The 2018 exhibition Peter Pincus: Channelling Josiah Wedgwood offered an interpretation of the Dwight and Lucille Beeson Wedgwood Collection at the Birmingham Museum of Art in Birmingham, Alabama. Pincus presented a collection of vases that acknowledge their connections to the ceramics industry in 18th-century England, something he refers to as ‘concept poaching’: ‘You have appropriation at a cultural or cross-cultural level. And then, in the same period of time, you have appropriation at an inter-cultural level,’ he explains. ‘This is so amazingly apparent around this period of time. However, it is so subtle now, because of everything we are going through and how much has happened since then.’
work by Peter Pincus; courtesy of the artist
work by Peter Pincus; courtesy of Ferrin Contemporary
A series of slip-cast Calyx Kraters that take their name from ancient Greek mixing vessels are also included in the exhibition. These forms have been repeated and altered uncountable times throughout history and can be directly seen in examples from Wedgwood’s oeuvre. Pincus’ pieces contemporise the inspiration with streamlined forms, dynamic applied slip colours and modernised construction processes. ‘Part of the appeal is tracing an object from antiquity to present day, through Wedgwood and then through current computer-aided design technologies and other contemporary methods,’ explains Pincus. The role that these pots play is more rooted in iconography and paradigm than in function.
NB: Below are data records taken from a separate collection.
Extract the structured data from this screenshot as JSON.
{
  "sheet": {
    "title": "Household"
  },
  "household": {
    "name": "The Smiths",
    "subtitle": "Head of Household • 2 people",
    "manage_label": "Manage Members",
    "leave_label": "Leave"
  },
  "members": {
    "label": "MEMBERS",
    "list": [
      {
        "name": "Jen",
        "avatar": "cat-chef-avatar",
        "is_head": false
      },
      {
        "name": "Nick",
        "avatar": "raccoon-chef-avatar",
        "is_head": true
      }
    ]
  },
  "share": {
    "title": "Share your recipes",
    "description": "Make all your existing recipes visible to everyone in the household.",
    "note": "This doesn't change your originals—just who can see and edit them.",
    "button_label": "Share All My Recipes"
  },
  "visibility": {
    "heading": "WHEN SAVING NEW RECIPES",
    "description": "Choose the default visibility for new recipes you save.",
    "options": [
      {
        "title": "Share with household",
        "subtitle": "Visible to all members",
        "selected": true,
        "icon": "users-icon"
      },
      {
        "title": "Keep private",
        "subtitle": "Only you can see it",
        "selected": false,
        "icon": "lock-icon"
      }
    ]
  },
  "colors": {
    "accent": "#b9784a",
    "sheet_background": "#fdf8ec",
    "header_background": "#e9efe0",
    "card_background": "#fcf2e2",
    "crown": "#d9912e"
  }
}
They suggest an interpretation that ceramic vessels may exist as part of a continuum of influences rather than as distinct entities.
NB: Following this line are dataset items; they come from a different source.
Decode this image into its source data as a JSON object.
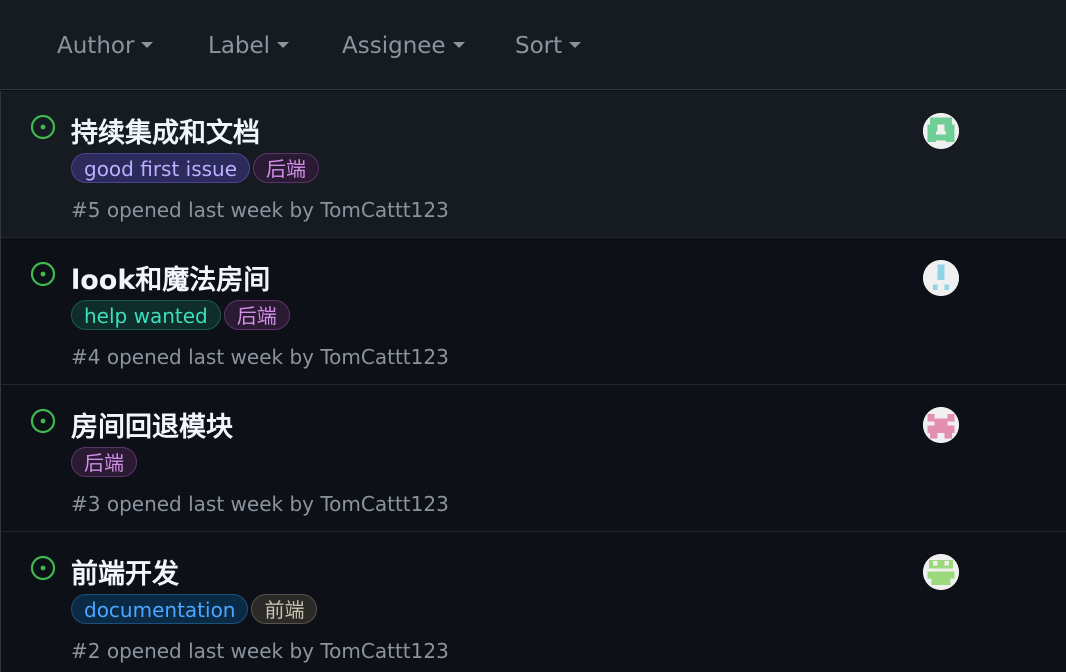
{
  "filters": {
    "author": "Author",
    "label": "Label",
    "assignee": "Assignee",
    "sort": "Sort"
  },
  "colors": {
    "open_icon": "#3fb950",
    "label_good_first_issue": {
      "bg": "#2d2a5c",
      "border": "#4b4490",
      "text": "#b8b1ff"
    },
    "label_backend": {
      "bg": "#2b1a33",
      "border": "#5b3569",
      "text": "#d28fe8"
    },
    "label_help_wanted": {
      "bg": "#0f2d2a",
      "border": "#1c5a51",
      "text": "#3ae0bc"
    },
    "label_documentation": {
      "bg": "#0b2a45",
      "border": "#1c4f7c",
      "text": "#4aa6ff"
    },
    "label_frontend": {
      "bg": "#2b2a27",
      "border": "#57544d",
      "text": "#c9c2b4"
    }
  },
  "issues": [
    {
      "title": "持续集成和文档",
      "labels": [
        "good first issue",
        "后端"
      ],
      "number": "#5",
      "opened": "opened last week by",
      "author": "TomCattt123",
      "avatar_icon": "identicon-green"
    },
    {
      "title": "look和魔法房间",
      "labels": [
        "help wanted",
        "后端"
      ],
      "number": "#4",
      "opened": "opened last week by",
      "author": "TomCattt123",
      "avatar_icon": "identicon-lightblue"
    },
    {
      "title": "房间回退模块",
      "labels": [
        "后端"
      ],
      "number": "#3",
      "opened": "opened last week by",
      "author": "TomCattt123",
      "avatar_icon": "identicon-pink"
    },
    {
      "title": "前端开发",
      "labels": [
        "documentation",
        "前端"
      ],
      "number": "#2",
      "opened": "opened last week by",
      "author": "TomCattt123",
      "avatar_icon": "identicon-lightgreen"
    }
  ]
}
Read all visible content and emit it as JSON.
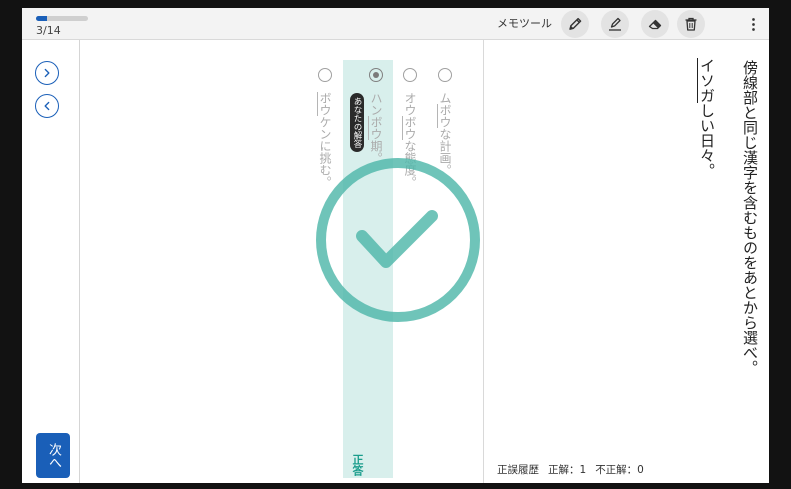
{
  "progress": {
    "label": "3/14",
    "current": 3,
    "total": 14
  },
  "toolbar": {
    "memo_label": "メモツール",
    "tools": [
      {
        "icon": "pencil-icon"
      },
      {
        "icon": "highlighter-icon"
      },
      {
        "icon": "eraser-icon"
      },
      {
        "icon": "trash-icon"
      }
    ],
    "more_icon": "more-vertical-icon"
  },
  "sidebar": {
    "forward_icon": "chevron-right-icon",
    "back_icon": "chevron-left-icon",
    "next_label": "次へ"
  },
  "question": {
    "prompt": "傍線部と同じ漢字を含むものをあとから選べ。",
    "stem": {
      "before": "",
      "marked": "イソガ",
      "after": "しい日々。"
    }
  },
  "choices": [
    {
      "before": "ム",
      "marked": "ボウ",
      "after": "な計画。",
      "selected": false
    },
    {
      "before": "オウ",
      "marked": "ボウ",
      "after": "な態度。",
      "selected": false
    },
    {
      "before": "ハン",
      "marked": "ボウ",
      "after": "期。",
      "selected": true
    },
    {
      "before": "",
      "marked": "ボウ",
      "after": "ケンに挑む。",
      "selected": false
    }
  ],
  "result": {
    "your_answer_badge": "あなたの解答",
    "correct_label": "正答",
    "outcome_icon": "check-circle-icon"
  },
  "history": {
    "label": "正誤履歴",
    "correct": "正解：1",
    "incorrect": "不正解：0"
  },
  "colors": {
    "accent": "#1a5fb8",
    "correct": "#4fb7a9",
    "correct_text": "#1a9d8c",
    "highlight": "#d8efec",
    "frame": "#121212"
  }
}
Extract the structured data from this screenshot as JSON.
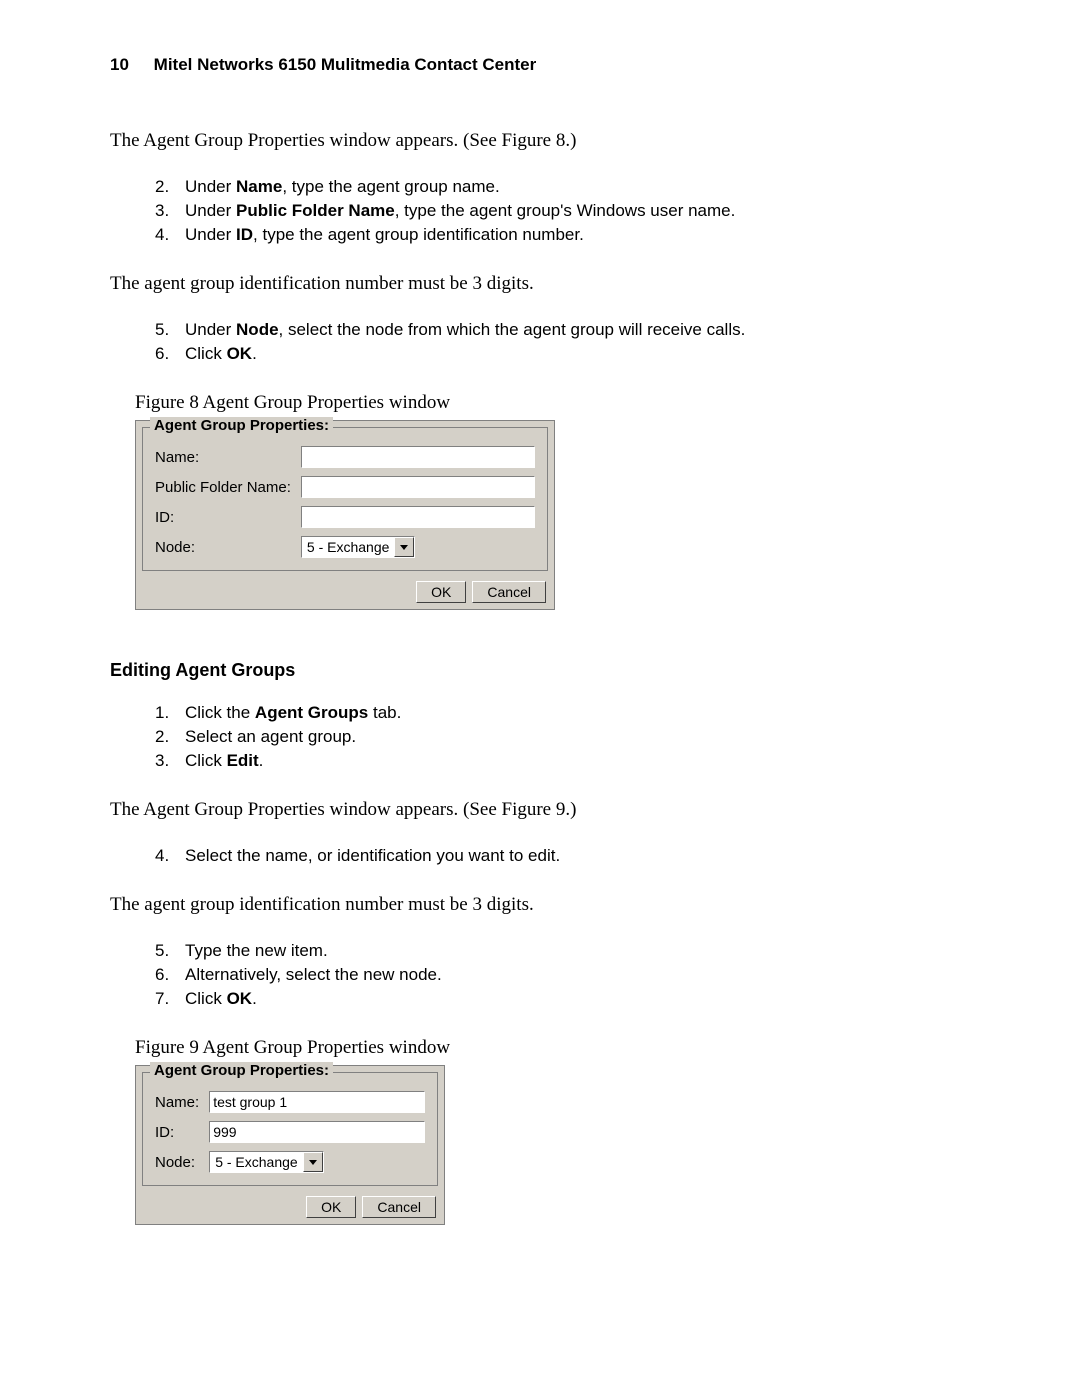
{
  "header": {
    "page_number": "10",
    "title": "Mitel Networks 6150 Mulitmedia Contact Center"
  },
  "intro1": "The Agent Group Properties window appears. (See Figure 8.)",
  "steps_a": [
    {
      "n": "2.",
      "pre": "Under ",
      "bold": "Name",
      "post": ", type the agent group name."
    },
    {
      "n": "3.",
      "pre": "Under ",
      "bold": "Public Folder Name",
      "post": ", type the agent group's Windows user name."
    },
    {
      "n": "4.",
      "pre": "Under ",
      "bold": "ID",
      "post": ", type the agent group identification number."
    }
  ],
  "note1": "The agent group identification number must be 3 digits.",
  "steps_b": [
    {
      "n": "5.",
      "pre": "Under ",
      "bold": "Node",
      "post": ", select the node from which the agent group will receive calls."
    },
    {
      "n": "6.",
      "pre": "Click ",
      "bold": "OK",
      "post": "."
    }
  ],
  "figure8": {
    "caption": "Figure 8   Agent Group Properties window",
    "legend": "Agent Group Properties:",
    "fields": {
      "name_label": "Name:",
      "pfn_label": "Public Folder Name:",
      "id_label": "ID:",
      "node_label": "Node:",
      "name_value": "",
      "pfn_value": "",
      "id_value": "",
      "node_value": "5 - Exchange"
    },
    "buttons": {
      "ok": "OK",
      "cancel": "Cancel"
    }
  },
  "section2_head": "Editing Agent Groups",
  "steps_c": [
    {
      "n": "1.",
      "pre": "Click the ",
      "bold": "Agent Groups",
      "post": " tab."
    },
    {
      "n": "2.",
      "pre": "Select an agent group.",
      "bold": "",
      "post": ""
    },
    {
      "n": "3.",
      "pre": "Click ",
      "bold": "Edit",
      "post": "."
    }
  ],
  "intro2": "The Agent Group Properties window appears. (See Figure 9.)",
  "steps_d": [
    {
      "n": "4.",
      "pre": "Select the name, or identification you want to edit.",
      "bold": "",
      "post": ""
    }
  ],
  "note2": "The agent group identification number must be 3 digits.",
  "steps_e": [
    {
      "n": "5.",
      "pre": "Type the new item.",
      "bold": "",
      "post": ""
    },
    {
      "n": "6.",
      "pre": "Alternatively, select the new node.",
      "bold": "",
      "post": ""
    },
    {
      "n": "7.",
      "pre": "Click ",
      "bold": "OK",
      "post": "."
    }
  ],
  "figure9": {
    "caption": "Figure 9   Agent Group Properties window",
    "legend": "Agent Group Properties:",
    "fields": {
      "name_label": "Name:",
      "id_label": "ID:",
      "node_label": "Node:",
      "name_value": "test group 1",
      "id_value": "999",
      "node_value": "5 - Exchange"
    },
    "buttons": {
      "ok": "OK",
      "cancel": "Cancel"
    }
  }
}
Pincus has explored the myriad ways his ceramics have been affected by Wedgwood’s legacy: ‘Even just making two or three objects for the show, to put forward a group of vessels that are connected to this Wedgwood research, and then populate the show with objects that are somewhat more tangentially related was very complicated. It represents this need to better understand imitation, appropriation, and how all of that works.’
CONNECTING THE DOTS
Building on Channelling Josiah Wedgwood, the 2020 exhibition Art in the Age of Influence: Peter Pincus | Sol LeWitt at Ferrin Contemporary in North Adams, Massachusetts, examined how Pincus digests and responds to visual and conceptual influences. Gallery director Leslie Ferrin remarked how, ‘like LeWitt, Pincus often begins a new series using a premise to explore various possibilities of form and colour within a shared framework.’ Comparing this to his Wedgwood work Pincus notes: ‘There is a slight difference about influence and how it works, with one exhibition being a little more passive in nature, and one being more active. The LeWitt study was about subconsciousness, about flipping through the internet and seeing things all day, every day, and then trying to connect the dots with what it actually means or what matters to you.’
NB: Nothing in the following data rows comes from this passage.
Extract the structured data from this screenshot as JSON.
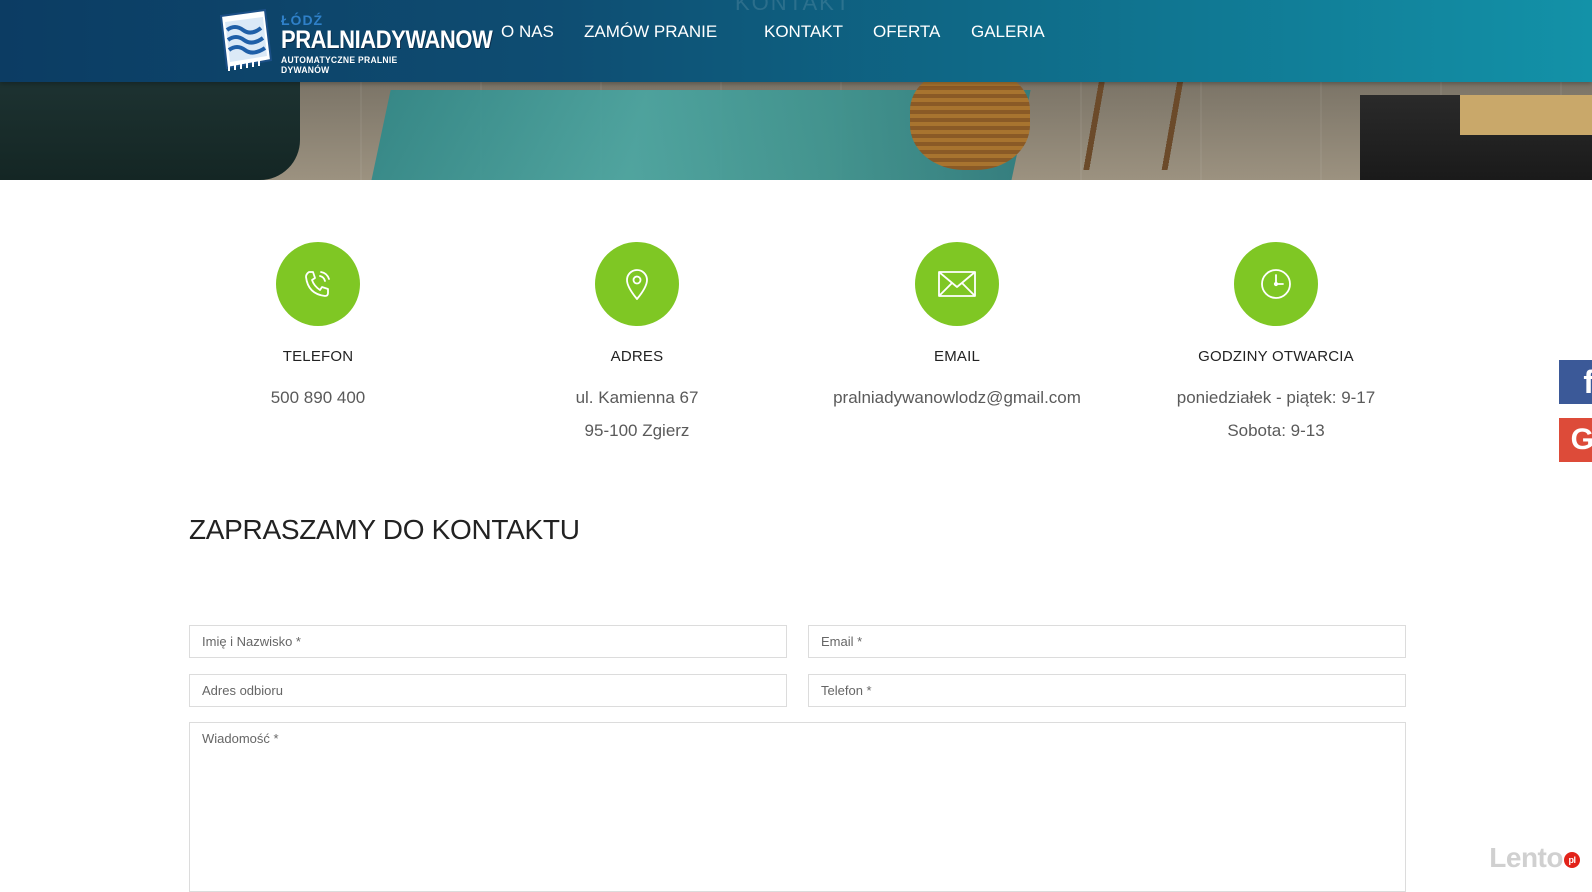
{
  "header": {
    "ghost_title": "KONTAKT",
    "logo": {
      "city": "ŁÓDŹ",
      "brand": "PRALNIADYWANOW",
      "tagline": "AUTOMATYCZNE PRALNIE DYWANÓW"
    },
    "nav": [
      {
        "label": "O NAS"
      },
      {
        "label": "ZAMÓW PRANIE"
      },
      {
        "label": "KONTAKT"
      },
      {
        "label": "OFERTA"
      },
      {
        "label": "GALERIA"
      }
    ]
  },
  "info": [
    {
      "icon": "phone-icon",
      "label": "TELEFON",
      "lines": [
        "500 890 400"
      ]
    },
    {
      "icon": "location-pin-icon",
      "label": "ADRES",
      "lines": [
        "ul. Kamienna 67",
        "95-100 Zgierz"
      ]
    },
    {
      "icon": "envelope-icon",
      "label": "EMAIL",
      "lines": [
        "pralniadywanowlodz@gmail.com"
      ]
    },
    {
      "icon": "clock-icon",
      "label": "GODZINY OTWARCIA",
      "lines": [
        "poniedziałek - piątek: 9-17",
        "Sobota: 9-13"
      ]
    }
  ],
  "contact": {
    "title": "ZAPRASZAMY DO KONTAKTU",
    "fields": {
      "name": {
        "value": "",
        "placeholder": "Imię i Nazwisko *"
      },
      "email": {
        "value": "",
        "placeholder": "Email *"
      },
      "address": {
        "value": "",
        "placeholder": "Adres odbioru"
      },
      "phone": {
        "value": "",
        "placeholder": "Telefon *"
      },
      "message": {
        "value": "",
        "placeholder": "Wiadomość *"
      }
    }
  },
  "social": {
    "facebook": {
      "glyph": "f",
      "icon": "facebook-icon"
    },
    "google": {
      "glyph": "G",
      "icon": "google-plus-icon"
    }
  },
  "watermark": {
    "text": "Lento",
    "suffix": "pl"
  },
  "colors": {
    "accent_green": "#7fc724",
    "nav_dark": "#0c3c63",
    "nav_light": "#1392a8",
    "facebook": "#3b5998",
    "google": "#dd4b39"
  }
}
The centrepiece of the exhibition was a series of 15 large-scale monumental columns with a colour spectrum across the surface that, when viewed as a unit, creates a painting-like landscape that relates directly to LeWitt’s wall drawing Losing #422. ‘Regarding Losing #422, I feel strongly that it starts by trying to take some ownership over the nature of how someone informs your decisions; and to accept and acknowledge that,’ Pincus explains.
work by Peter Pincus; courtesy of the artist
The exhibition required an extensive and technical use and study of colour. ‘It was a very intuitive process that was built around the idea that we have a limited palette, based on this limited material,’ Pincus describes. ‘I was looking for interesting ways to combine the colours that we have. In the case of LeWitt’s Losing #422, I took that image and placed it on my work so that it would reflect LeWitt’s code, which in that particular object is grey, yellow, red, blue.’
The other pieces in the exhibition, including First Start, a tessellating tile composition, and expertly crafted porcelain vessels, celebrate a continuity and a dissonance in form and colour that emulates and celebrates influences from LeWitt’s conceptions, as Pincus explains: ‘The exhibition was an opportunity to celebrate LeWitt’s approach to making as a foundation from which I could challenge myself to see new things and to grow.’